11. After considering the discussion as mentioned above, it is apparent that the common solid salt kept by the applicant was not at all adulterated. No violation of Rule 32 of the PF Rules was found. Similarly, no offence under Section 16(1)(c) of the PF Act was found, and therefore the applicant could not be convicted for any count of the charges for which he was convicted by the trial Court. The learned CJM as well as the learned Additional Sessions Judge have committed an error of law in passing the perverse judgments. Therefore, the present revision can be accepted. Consequently, it is hereby accepted. The conviction as well as the sentence directed by both the learned courts below for the offence Section 7(1) read with Section 16(1)(a)(i), Section 7(5) read with Rule 32 read with Section 16(1)(a)(ii) and Section 14A read with Section 16(1) (c) of the PF Act are hereby set aside.
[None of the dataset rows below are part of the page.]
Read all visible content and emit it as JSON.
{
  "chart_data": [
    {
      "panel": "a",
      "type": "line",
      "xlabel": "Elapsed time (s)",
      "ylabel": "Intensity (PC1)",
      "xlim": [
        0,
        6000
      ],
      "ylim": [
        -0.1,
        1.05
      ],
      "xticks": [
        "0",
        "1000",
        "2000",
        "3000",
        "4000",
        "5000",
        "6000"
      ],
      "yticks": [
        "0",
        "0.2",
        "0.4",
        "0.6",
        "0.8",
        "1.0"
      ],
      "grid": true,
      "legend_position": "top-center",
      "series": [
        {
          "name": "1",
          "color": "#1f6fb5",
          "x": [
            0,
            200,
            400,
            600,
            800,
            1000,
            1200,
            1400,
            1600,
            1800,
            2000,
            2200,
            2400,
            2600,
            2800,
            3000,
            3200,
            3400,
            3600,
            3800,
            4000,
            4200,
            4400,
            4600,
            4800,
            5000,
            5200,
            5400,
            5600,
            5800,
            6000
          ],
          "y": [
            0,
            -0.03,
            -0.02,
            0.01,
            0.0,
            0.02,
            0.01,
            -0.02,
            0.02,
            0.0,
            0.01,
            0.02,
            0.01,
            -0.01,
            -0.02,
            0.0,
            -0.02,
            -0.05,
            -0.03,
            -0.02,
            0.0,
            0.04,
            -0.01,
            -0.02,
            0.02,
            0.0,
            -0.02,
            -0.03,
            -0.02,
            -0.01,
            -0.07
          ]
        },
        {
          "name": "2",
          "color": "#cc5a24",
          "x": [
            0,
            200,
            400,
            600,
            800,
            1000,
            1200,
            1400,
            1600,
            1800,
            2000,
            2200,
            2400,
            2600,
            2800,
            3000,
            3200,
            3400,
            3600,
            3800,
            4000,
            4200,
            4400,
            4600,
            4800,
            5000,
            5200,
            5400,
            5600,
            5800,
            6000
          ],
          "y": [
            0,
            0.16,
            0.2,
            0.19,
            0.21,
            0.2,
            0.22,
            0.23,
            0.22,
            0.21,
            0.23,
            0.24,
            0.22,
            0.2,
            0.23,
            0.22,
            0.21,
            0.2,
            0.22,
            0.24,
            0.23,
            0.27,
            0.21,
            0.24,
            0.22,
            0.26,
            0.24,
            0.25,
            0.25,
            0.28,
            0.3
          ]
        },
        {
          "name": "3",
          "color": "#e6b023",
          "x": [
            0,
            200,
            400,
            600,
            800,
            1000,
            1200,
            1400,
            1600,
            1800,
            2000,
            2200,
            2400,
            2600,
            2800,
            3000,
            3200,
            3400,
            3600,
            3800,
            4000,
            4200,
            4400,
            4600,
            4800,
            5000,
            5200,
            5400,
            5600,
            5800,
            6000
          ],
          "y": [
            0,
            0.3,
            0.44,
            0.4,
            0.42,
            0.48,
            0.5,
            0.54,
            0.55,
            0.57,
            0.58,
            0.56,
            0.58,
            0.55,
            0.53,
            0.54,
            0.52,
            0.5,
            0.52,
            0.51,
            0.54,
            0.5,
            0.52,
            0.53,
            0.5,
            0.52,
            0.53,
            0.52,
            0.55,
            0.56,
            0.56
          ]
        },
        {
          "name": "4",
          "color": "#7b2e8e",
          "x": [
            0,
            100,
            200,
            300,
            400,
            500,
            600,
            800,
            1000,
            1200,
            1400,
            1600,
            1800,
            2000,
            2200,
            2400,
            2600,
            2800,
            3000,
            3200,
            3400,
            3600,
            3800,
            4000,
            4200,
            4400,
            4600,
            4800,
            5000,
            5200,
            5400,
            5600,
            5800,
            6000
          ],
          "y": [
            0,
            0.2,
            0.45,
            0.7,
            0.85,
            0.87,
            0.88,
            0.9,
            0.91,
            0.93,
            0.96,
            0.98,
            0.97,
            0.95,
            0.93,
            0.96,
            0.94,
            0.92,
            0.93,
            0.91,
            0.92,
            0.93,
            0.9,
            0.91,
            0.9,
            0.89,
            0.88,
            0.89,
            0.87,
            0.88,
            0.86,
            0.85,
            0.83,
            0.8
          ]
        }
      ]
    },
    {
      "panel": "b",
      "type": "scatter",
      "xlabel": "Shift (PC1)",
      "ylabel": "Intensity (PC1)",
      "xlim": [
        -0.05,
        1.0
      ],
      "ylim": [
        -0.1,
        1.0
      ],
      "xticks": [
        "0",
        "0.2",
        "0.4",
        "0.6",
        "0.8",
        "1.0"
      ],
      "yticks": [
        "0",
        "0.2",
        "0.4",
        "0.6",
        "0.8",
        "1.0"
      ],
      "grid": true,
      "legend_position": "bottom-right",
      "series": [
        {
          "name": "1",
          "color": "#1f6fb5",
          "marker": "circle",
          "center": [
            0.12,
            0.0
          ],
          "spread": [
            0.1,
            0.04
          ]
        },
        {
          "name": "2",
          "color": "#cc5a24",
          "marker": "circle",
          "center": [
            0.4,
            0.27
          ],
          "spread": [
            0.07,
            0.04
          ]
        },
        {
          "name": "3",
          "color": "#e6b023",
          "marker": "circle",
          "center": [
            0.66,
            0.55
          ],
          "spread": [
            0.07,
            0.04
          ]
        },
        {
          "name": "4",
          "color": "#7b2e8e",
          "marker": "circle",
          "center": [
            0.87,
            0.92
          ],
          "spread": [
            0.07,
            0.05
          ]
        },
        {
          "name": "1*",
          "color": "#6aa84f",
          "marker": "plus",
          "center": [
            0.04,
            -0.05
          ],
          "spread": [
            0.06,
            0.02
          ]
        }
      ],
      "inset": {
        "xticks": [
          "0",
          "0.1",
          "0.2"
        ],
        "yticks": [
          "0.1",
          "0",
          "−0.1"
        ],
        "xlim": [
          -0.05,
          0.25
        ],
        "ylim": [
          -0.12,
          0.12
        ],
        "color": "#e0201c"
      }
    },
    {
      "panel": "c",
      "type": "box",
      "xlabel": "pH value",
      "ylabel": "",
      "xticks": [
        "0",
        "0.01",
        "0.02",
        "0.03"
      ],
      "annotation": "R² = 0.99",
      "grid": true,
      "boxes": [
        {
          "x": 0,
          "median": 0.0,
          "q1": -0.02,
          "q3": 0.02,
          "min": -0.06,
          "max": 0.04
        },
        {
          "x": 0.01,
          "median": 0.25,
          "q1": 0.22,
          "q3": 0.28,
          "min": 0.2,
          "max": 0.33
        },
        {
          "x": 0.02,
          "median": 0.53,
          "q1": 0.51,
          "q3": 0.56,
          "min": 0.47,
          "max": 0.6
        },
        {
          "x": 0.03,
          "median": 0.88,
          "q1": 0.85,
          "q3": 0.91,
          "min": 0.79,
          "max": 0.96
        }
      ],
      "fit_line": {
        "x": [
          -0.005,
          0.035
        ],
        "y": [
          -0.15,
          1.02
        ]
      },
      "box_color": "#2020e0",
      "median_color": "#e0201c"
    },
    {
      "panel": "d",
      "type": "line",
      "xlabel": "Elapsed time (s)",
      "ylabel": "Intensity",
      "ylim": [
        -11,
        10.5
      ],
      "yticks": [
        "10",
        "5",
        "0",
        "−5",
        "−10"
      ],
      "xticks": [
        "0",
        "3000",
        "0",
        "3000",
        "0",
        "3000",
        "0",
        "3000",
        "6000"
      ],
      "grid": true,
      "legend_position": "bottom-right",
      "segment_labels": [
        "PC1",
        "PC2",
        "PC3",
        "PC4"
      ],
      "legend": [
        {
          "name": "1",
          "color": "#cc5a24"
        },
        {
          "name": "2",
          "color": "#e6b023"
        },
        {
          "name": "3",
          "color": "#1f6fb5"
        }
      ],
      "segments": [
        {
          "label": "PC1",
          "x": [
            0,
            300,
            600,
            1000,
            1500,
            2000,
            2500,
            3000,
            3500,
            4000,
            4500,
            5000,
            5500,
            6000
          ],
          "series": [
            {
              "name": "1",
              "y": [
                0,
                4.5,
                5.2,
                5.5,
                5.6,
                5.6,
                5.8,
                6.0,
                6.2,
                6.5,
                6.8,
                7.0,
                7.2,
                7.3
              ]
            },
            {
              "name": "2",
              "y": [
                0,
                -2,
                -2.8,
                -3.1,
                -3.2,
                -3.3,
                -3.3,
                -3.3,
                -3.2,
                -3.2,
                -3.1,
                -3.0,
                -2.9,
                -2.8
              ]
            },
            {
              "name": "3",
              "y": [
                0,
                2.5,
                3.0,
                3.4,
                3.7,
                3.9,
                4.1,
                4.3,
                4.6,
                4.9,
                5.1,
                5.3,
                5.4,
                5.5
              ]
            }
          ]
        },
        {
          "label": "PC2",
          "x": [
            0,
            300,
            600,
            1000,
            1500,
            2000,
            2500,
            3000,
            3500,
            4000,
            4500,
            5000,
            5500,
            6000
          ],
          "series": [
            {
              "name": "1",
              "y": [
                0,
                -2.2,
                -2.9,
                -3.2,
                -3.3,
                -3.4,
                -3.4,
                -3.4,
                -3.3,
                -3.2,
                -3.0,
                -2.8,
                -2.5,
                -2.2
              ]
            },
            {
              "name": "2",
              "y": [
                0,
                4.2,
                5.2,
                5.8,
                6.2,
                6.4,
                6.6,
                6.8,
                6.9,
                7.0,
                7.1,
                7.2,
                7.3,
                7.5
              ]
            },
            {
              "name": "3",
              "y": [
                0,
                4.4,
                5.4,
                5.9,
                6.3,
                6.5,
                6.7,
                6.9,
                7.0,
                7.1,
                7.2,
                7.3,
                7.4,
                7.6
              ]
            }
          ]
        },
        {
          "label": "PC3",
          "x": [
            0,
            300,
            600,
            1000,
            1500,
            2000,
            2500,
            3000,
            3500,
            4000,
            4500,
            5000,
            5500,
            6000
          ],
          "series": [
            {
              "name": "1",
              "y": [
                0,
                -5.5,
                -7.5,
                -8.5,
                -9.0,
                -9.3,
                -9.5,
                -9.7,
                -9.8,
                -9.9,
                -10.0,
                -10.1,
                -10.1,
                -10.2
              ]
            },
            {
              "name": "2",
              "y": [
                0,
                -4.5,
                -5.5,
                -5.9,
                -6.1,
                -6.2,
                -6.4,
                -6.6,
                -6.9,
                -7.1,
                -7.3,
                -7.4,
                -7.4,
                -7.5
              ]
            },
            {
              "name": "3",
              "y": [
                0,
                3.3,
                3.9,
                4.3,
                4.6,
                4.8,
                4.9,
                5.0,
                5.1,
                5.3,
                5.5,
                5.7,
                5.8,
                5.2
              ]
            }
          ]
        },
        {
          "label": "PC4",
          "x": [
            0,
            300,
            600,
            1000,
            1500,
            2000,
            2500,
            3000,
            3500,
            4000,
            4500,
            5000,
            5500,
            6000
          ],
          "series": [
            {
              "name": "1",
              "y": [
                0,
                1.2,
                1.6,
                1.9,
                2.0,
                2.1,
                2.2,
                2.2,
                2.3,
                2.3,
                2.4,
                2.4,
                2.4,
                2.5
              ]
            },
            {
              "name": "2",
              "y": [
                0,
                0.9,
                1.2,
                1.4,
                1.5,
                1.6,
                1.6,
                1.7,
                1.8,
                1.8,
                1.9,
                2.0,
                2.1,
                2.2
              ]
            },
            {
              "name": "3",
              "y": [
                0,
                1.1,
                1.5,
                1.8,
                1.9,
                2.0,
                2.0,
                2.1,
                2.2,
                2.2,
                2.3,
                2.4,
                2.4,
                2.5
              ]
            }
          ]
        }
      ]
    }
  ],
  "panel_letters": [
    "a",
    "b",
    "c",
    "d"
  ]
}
The applicant is acquitted from the aforesaid charges. He would be entitled for the fine amount back, if he has deposited before the trial Court. 12. The applicant is on bail, his presence is no more required, and therefore it is directed that his bail bonds shall stands discharged. 13. A copy of this order be sent to the trial court as well as the appellate court along with their records for information and compliance.